Upon revisiting these locations after choosing to make them the three primary shoot locations for the MEMORIA film, I got such a stronger gage on how to harness the essence of the spaces. Because, at this stage of the process, this is just for me personally, in terms of thinking about specific areas of the structures I wish to focus on in depth in order to capture the immense detail in the design or framing for a wide-shot to display this spectacular grand yet seemingly modest architecture was incredibly riveting and interesting. I spent approximately two hours at leach location, scanning, studying, and learning the best ways in which each location could be shot and this time taken to fully understand my surroundings and environment meant that thinking about moving on to filming footage at each location became far less daunting of an idea and became something I suddenly looked forward to and was excited about. As I stated on the previous page, at Hampstead Heath Hill Garden & Pergola, the weather conditions were not as good as when I visited the other two locations, although this did not negatively affect shooting as it was solely a photographic shoot this time around. Going forward, however, it is vital that I ensure, as much as I can, that I choose a date in advance that is predicted to have sunny, relatively calm weather. Weather conditions can be very unpredictable, and it is important that I ascertain a time period that allows the best lighting for each location as they all very open structures so I am heavily reliant on nature being on side for the coming shoot dates. As clearly displayed, here I have experimented with a wide range of angles, viewpoints, focused on lighting, and discovering points of shadows that are cast by the natural light at all three of the locations. Documenting and focusing on these types of details are vital to being successful in embodying the true feeling of what it is to experience these spaces. Both the details and the locations in their entirety are equally as important.

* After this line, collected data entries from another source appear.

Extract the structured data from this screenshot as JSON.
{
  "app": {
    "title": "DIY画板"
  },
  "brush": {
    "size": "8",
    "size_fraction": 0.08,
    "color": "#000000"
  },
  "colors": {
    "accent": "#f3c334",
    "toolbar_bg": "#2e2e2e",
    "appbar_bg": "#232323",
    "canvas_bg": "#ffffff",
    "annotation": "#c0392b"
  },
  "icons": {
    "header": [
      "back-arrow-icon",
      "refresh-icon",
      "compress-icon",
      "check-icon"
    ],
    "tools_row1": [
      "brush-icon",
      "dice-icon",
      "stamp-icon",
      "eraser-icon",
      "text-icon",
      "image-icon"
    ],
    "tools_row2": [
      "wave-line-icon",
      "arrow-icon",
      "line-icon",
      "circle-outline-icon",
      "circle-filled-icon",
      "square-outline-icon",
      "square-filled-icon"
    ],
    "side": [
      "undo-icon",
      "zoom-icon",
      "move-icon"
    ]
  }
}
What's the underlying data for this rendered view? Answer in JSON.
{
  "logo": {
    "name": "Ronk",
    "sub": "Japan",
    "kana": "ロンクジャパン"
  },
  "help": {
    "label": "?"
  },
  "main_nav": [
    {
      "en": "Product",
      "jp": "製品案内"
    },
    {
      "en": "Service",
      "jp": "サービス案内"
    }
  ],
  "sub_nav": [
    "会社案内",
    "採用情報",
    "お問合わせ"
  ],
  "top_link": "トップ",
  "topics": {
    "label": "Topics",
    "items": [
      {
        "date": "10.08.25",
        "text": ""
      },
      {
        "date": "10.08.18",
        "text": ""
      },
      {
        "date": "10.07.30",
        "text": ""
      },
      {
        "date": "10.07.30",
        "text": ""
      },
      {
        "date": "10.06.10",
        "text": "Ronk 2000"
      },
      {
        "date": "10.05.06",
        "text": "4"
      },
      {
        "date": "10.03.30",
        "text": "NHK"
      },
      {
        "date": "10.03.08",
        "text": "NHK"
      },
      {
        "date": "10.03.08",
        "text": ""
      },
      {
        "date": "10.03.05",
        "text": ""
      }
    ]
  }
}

Stage 2 – Locations Video Footage – Contact Sheet
The next step was to again, return to the three locations, where I then shot video footage using a digital camera. It was here that I used my prior exploration and further understanding of the spaces as structures as well as the specific details and areas that held a certain charm or included interesting patterns or worked in tandem with the natural light in a certain way that created amazing visuals. This prior knowledge and deeper understanding of the structures and planning of particular things I wanted to capture in order to really encapsulate what the locations evoke and cause the individual to experience once immersed in these spaces. It is vital that the magic and true sense of wonder and importance of these locations is embodied to be absolute best of my ability as they are truly special places and hold such powerful significance, not only in design and architecture but in faith, spirituality, and self-discovery. The next visits were carried out within a week of the first, and the weather conditions were, fortunately, quite sunny, dry days which was amazing as this time it allowed me experience all three of the locations in the same environment. When returning to St. Dunstan in the East, it was slightly cloudier and as I was leaving the location, there was light rain but fortunately that did not affect shooting.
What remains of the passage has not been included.